Isso prosseguiu com as sociedades clássicas. A Grécia
foi muito tolerante com homossexuais. Rapazes eram
"tutorados" por homens
mais velhos na sexualidade.
"Platão disse ser mais provável que o amor sério surgisse entre homens, pois podia envolver uma mistura de
sexo e interessante conversação intelectual", diz Stearns.
Isso mostra que mulheres
ainda eram reprimidas -ainda que os romanos valorizassem seu prazer, por exemplo.
Com a ascensão do cristianismo, porém, a maneira de
lidar com o sexo endureceu.
Na Idade Média, as cidades
diminuem -e, em geral,
quanto mais urbano um povo, mais liberal sexualmente.
Se religiões clássicas contavam aventuras sexuais dos
deuses, Jesus nasceu de uma
virgem. O sexo se aproxima
do pecado. A homossexualidade cai na clandestinidade.
CIDADES PROMÍSCUAS
Com a Idade Média acabando, aos poucos as cidades voltaram a crescer. A industrialização, a partir do século 18, acelerou o processo.
Com o trabalho urbano,
herdar terras deixa de ser vital. "Se o pai não podia assegurar herança, havia menos
motivos para que os filhos
aceitassem plenamente sua
autoridade", diz Stearns. O
anonimato das cidade grandes também oferece menor
controle sobre a vida alheia.
Países da Europa, EUA e
Brasil só viraram majoritariamente urbanos no século 20.

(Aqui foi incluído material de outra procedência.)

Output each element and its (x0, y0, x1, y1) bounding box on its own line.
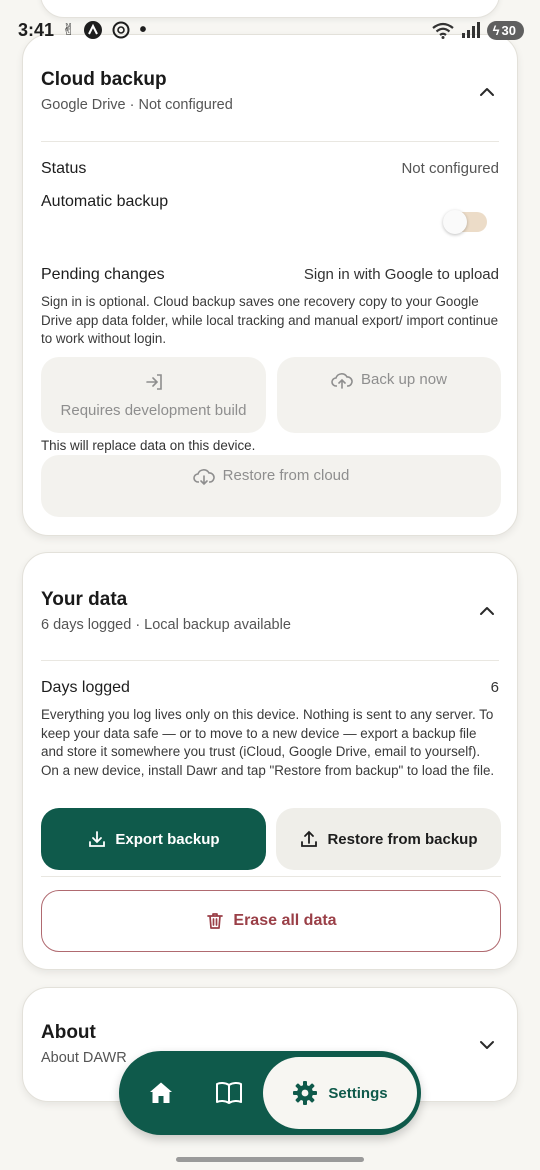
status-row: Status Not configured (23, 160, 517, 178)
google-signin-button[interactable]: Requires development build (41, 357, 266, 433)
your-data-header[interactable]: Your data 6 days logged · Local backup a… (23, 553, 517, 660)
chevron-down-icon[interactable] (477, 1035, 497, 1055)
download-icon (89, 831, 106, 847)
trash-icon (207, 913, 224, 929)
restore-from-backup-button[interactable]: Restore from backup (276, 808, 501, 870)
your-data-subtitle: 6 days logged · Local backup available (41, 617, 291, 633)
sign-in-icon (145, 373, 162, 390)
charging-icon: ϟ (492, 22, 500, 38)
erase-all-data-label: Erase all data (233, 912, 337, 929)
pending-changes-value: Sign in with Google to upload (303, 266, 499, 283)
cloud-backup-card: Cloud backup Google Drive · Not configur… (22, 34, 518, 536)
book-open-icon (216, 1081, 242, 1104)
home-indicator (176, 1157, 364, 1162)
your-data-title: Your data (41, 589, 128, 610)
cloud-backup-subtitle: Google Drive · Not configured (41, 97, 233, 113)
days-logged-label: Days logged (41, 679, 130, 696)
status-value: Not configured (401, 160, 499, 177)
automatic-backup-toggle[interactable] (443, 210, 487, 234)
back-up-now-button[interactable]: Back up now (277, 357, 501, 433)
divider (41, 876, 501, 877)
export-backup-button[interactable]: Export backup (41, 808, 266, 870)
export-backup-label: Export backup (115, 830, 220, 848)
your-data-card: Your data 6 days logged · Local backup a… (22, 552, 518, 970)
google-signin-label: Requires development build (60, 401, 247, 419)
status-label: Status (41, 160, 87, 177)
nav-settings[interactable]: Settings (263, 1057, 417, 1129)
days-logged-row: Days logged 6 (23, 679, 517, 697)
wifi-icon (431, 22, 454, 39)
cloud-backup-description: Sign in is optional. Cloud backup saves … (41, 294, 499, 346)
nav-home[interactable] (141, 1073, 181, 1113)
automatic-backup-row: Automatic backup (23, 193, 517, 211)
restore-from-backup-label: Restore from backup (327, 830, 478, 848)
automatic-backup-label: Automatic backup (41, 193, 169, 210)
chevron-up-icon[interactable] (477, 82, 497, 102)
replace-warning: This will replace data on this device. (41, 438, 256, 453)
pending-changes-label: Pending changes (41, 266, 165, 283)
nav-journal[interactable] (209, 1073, 249, 1113)
cloud-download-icon (192, 469, 215, 486)
settings-screen: 3:41 ✌ • ϟ 30 Cloud backup Google Drive … (0, 0, 540, 1170)
days-logged-value: 6 (490, 679, 499, 696)
notification-app-icon (84, 21, 103, 39)
status-bar: 3:41 ✌ • ϟ 30 (0, 0, 540, 60)
signal-icon (461, 22, 480, 38)
upload-icon (301, 830, 318, 847)
toggle-knob (443, 210, 467, 234)
gear-icon (293, 1081, 318, 1105)
chevron-up-icon[interactable] (477, 601, 497, 621)
cloud-backup-title: Cloud backup (41, 69, 167, 90)
battery-indicator: ϟ 30 (486, 20, 524, 40)
pending-changes-row: Pending changes Sign in with Google to u… (23, 266, 517, 284)
your-data-description: Everything you log lives only on this de… (41, 707, 495, 778)
restore-from-cloud-label: Restore from cloud (222, 467, 350, 484)
notification-hand-icon: ✌ (62, 22, 76, 39)
erase-all-data-button[interactable]: Erase all data (41, 890, 501, 952)
back-up-now-label: Back up now (361, 371, 447, 388)
about-title: About (41, 1022, 96, 1043)
home-icon (150, 1082, 172, 1103)
notification-dot-icon: • (139, 18, 147, 41)
battery-level: 30 (501, 22, 516, 38)
divider (41, 141, 499, 142)
nav-settings-label: Settings (328, 1084, 388, 1102)
status-time: 3:41 (18, 19, 55, 40)
divider (41, 660, 499, 661)
restore-from-cloud-button[interactable]: Restore from cloud (41, 455, 501, 517)
cloud-upload-icon (331, 373, 353, 389)
bottom-navigation: Settings (119, 1051, 421, 1135)
notification-openai-icon (112, 21, 130, 39)
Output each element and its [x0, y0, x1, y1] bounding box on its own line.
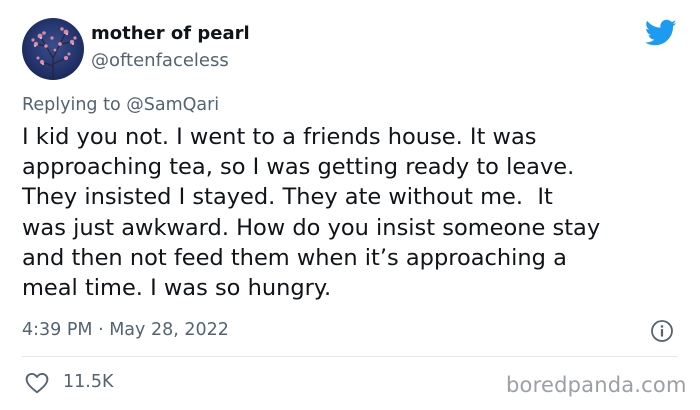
reply-mention-link[interactable]: @SamQari [126, 95, 219, 115]
author-display-name[interactable]: mother of pearl [91, 23, 250, 44]
heart-icon[interactable] [25, 372, 49, 394]
watermark: boredpanda.com [506, 373, 687, 397]
tweet-text: I kid you not. I went to a friends house… [22, 124, 601, 302]
heart-icon-svg [25, 372, 49, 394]
like-count[interactable]: 11.5K [63, 372, 113, 392]
info-icon[interactable] [650, 319, 674, 343]
twitter-bird-svg [644, 19, 677, 46]
author-handle[interactable]: @oftenfaceless [91, 50, 229, 71]
replying-to-prefix: Replying to [22, 95, 127, 115]
avatar[interactable] [22, 18, 84, 80]
info-icon-svg [651, 320, 673, 342]
tweet-card: mother of pearl @oftenfaceless Replying … [0, 0, 700, 410]
replying-to: Replying to @SamQari [22, 95, 219, 115]
tweet-timestamp[interactable]: 4:39 PM · May 28, 2022 [22, 320, 229, 340]
twitter-bird-icon[interactable] [644, 19, 677, 47]
divider [22, 356, 678, 357]
avatar-image [22, 18, 84, 80]
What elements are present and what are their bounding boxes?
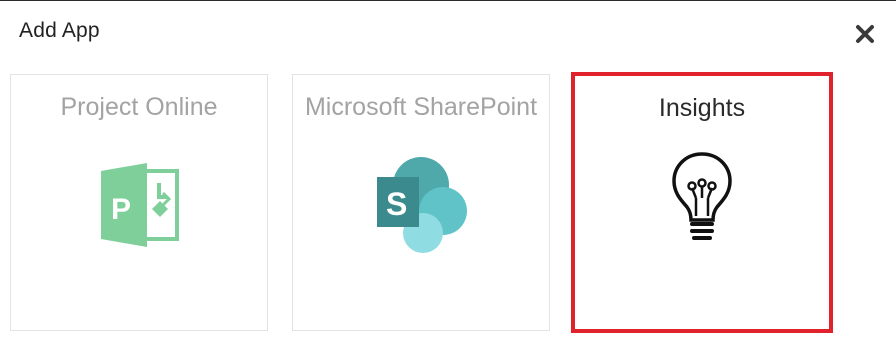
- project-online-logo-icon: P: [97, 163, 181, 252]
- app-tile-label: Insights: [658, 94, 746, 122]
- app-tile-label: Microsoft SharePoint: [304, 93, 538, 121]
- app-tile-sharepoint[interactable]: Microsoft SharePoint S: [292, 74, 550, 331]
- add-app-dialog: Add App Project Online P Microsoft Share…: [0, 0, 896, 341]
- svg-text:S: S: [386, 186, 407, 222]
- sharepoint-logo-icon: S: [369, 155, 473, 260]
- app-tile-insights[interactable]: Insights: [571, 72, 833, 333]
- app-tile-label: Project Online: [60, 93, 218, 121]
- app-tile-project-online[interactable]: Project Online P: [10, 74, 268, 331]
- close-icon: [856, 25, 874, 43]
- close-button[interactable]: [852, 21, 878, 47]
- lightbulb-icon: [670, 150, 734, 251]
- dialog-title: Add App: [19, 19, 100, 42]
- svg-text:P: P: [111, 193, 131, 226]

O sexo acompanhou e dominou a cultura, seja em Hollywood ou nas revistas, e a virgindade perdeu espaço.
A homossexualidade passou a ser vista com mais naturalidade, e países como a
Espanha legalizaram o casamento gay recentemente.
Com métodos anticoncepcionais eficientes, o sexo pelo prazer disparou. As mulheres no mercado de trabalho se tornam menos dependentes das ordens paternas.
É um processo que ainda
está acontecendo. Ainda hoje, por exemplo, metade do
mundo vive em áreas rurais.
"Não sabemos se o mundo
todo vai se industrializar. É
difícil dizer que o padrão moderno de sexualidade triunfará, apesar de ser tentador
dizer que no futuro teremos
ainda mais aceitação do sexo
pelo prazer", diz Stearns.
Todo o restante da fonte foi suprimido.